Young women and teen girls are increasingly participating in three-ways and other “multi-person sex” acts, according to a new study, and L.A.'s porn industry might be partly to blame.

The study associated multi-person sex with, among other factors, “pornography exposure.”

The research, obtained today by the Weekly, was just published in the Journal of Urban Health: Bulletin of the New York Academy of Medicine. It found that …

… 7.3 percent of females ages 14-20 that it surveyed reported having engaged in multi-person sex at least once.

More than half (52 percent) felt “pressured” and 43 percent said they were “threatened or forced.”

Nearly half (45 percent) of the males participating in such sex did not use a condom.

The study is based on a survey of 328 Boston-area females who used community or school clinics. That's a small sample size, and the fact that they used a clinic might have boosted the numbers (compared to the general population). But still, the stats are eye-opening.

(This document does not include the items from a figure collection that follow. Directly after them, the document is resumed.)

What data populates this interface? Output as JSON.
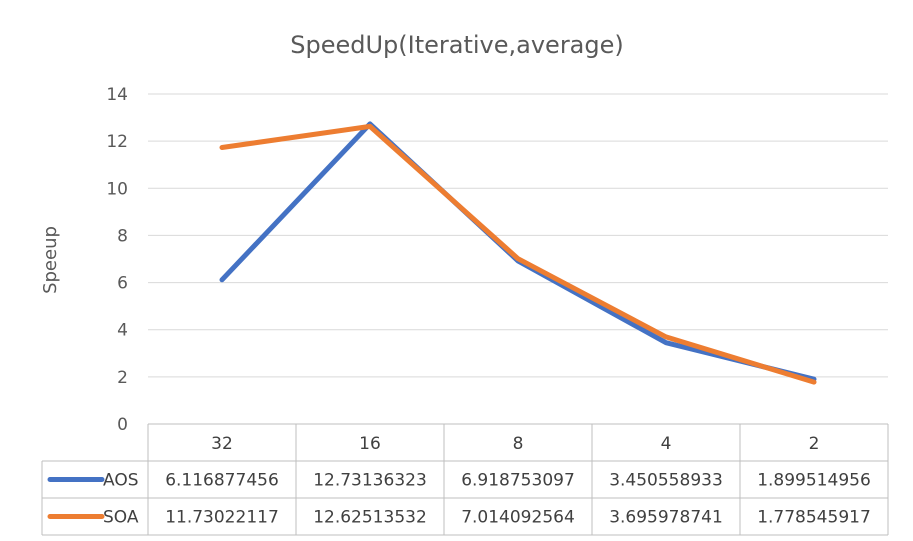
{
  "chart_data": {
    "type": "line",
    "title": "SpeedUp(Iterative,average)",
    "xlabel": "",
    "ylabel": "Speeup",
    "ylim": [
      0,
      14
    ],
    "yticks": [
      0,
      2,
      4,
      6,
      8,
      10,
      12,
      14
    ],
    "grid": true,
    "legend": "data-table",
    "categories": [
      "32",
      "16",
      "8",
      "4",
      "2"
    ],
    "series": [
      {
        "name": "AOS",
        "color": "#4472C4",
        "values": [
          6.116877456,
          12.73136323,
          6.918753097,
          3.450558933,
          1.899514956
        ],
        "labels": [
          "6.116877456",
          "12.73136323",
          "6.918753097",
          "3.450558933",
          "1.899514956"
        ]
      },
      {
        "name": "SOA",
        "color": "#ED7D31",
        "values": [
          11.73022117,
          12.62513532,
          7.014092564,
          3.695978741,
          1.778545917
        ],
        "labels": [
          "11.73022117",
          "12.62513532",
          "7.014092564",
          "3.695978741",
          "1.778545917"
        ]
      }
    ]
  }
}
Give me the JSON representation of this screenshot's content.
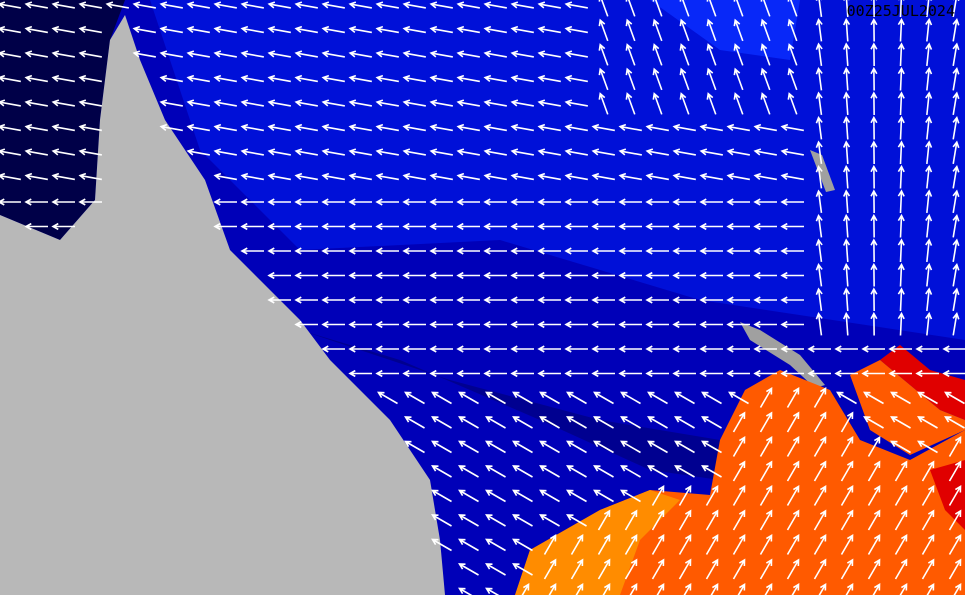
{
  "timestamp": "00Z25JUL2024",
  "colors": {
    "ocean_deep": "#0000a8",
    "ocean_mid": "#0010d0",
    "ocean_light": "#0020f0",
    "gulf_dark": "#000040",
    "land": "#b8b8b8",
    "swell_orange": "#ff5a00",
    "swell_light_orange": "#ff8c00",
    "swell_red": "#e00000",
    "arrow": "#ffffff"
  }
}
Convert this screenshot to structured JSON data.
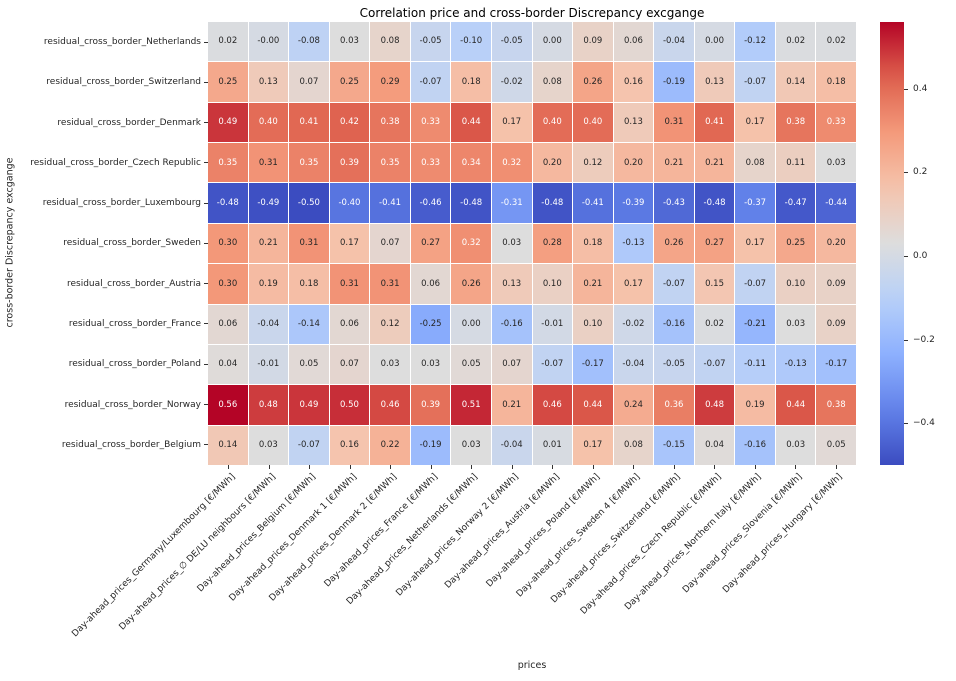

The correlation to L.A.'s porn industry was ugly, too. Nearly one in 10 (8.63 percent) of the females who had admitted to multi-person sex said their partners at least “threatened” to reenact porn scenes. According to the study:

Participants who reported that someone had used threats or force to make

them do sexual things that they did not want to do were classified as having been

forced to do sexual things that the perpetrator saw in pornography.

One in five of the females surveyed said they engaged in multi-person sex more than once. And about one-third said they had alcohol or drugs before engaging in such activity.

The research argues that HIV and other STD transmission is a serious risk in multi-person sex and concludes that ” … adolescent sex involving multiple simultaneous partners is an emerging public health concern.”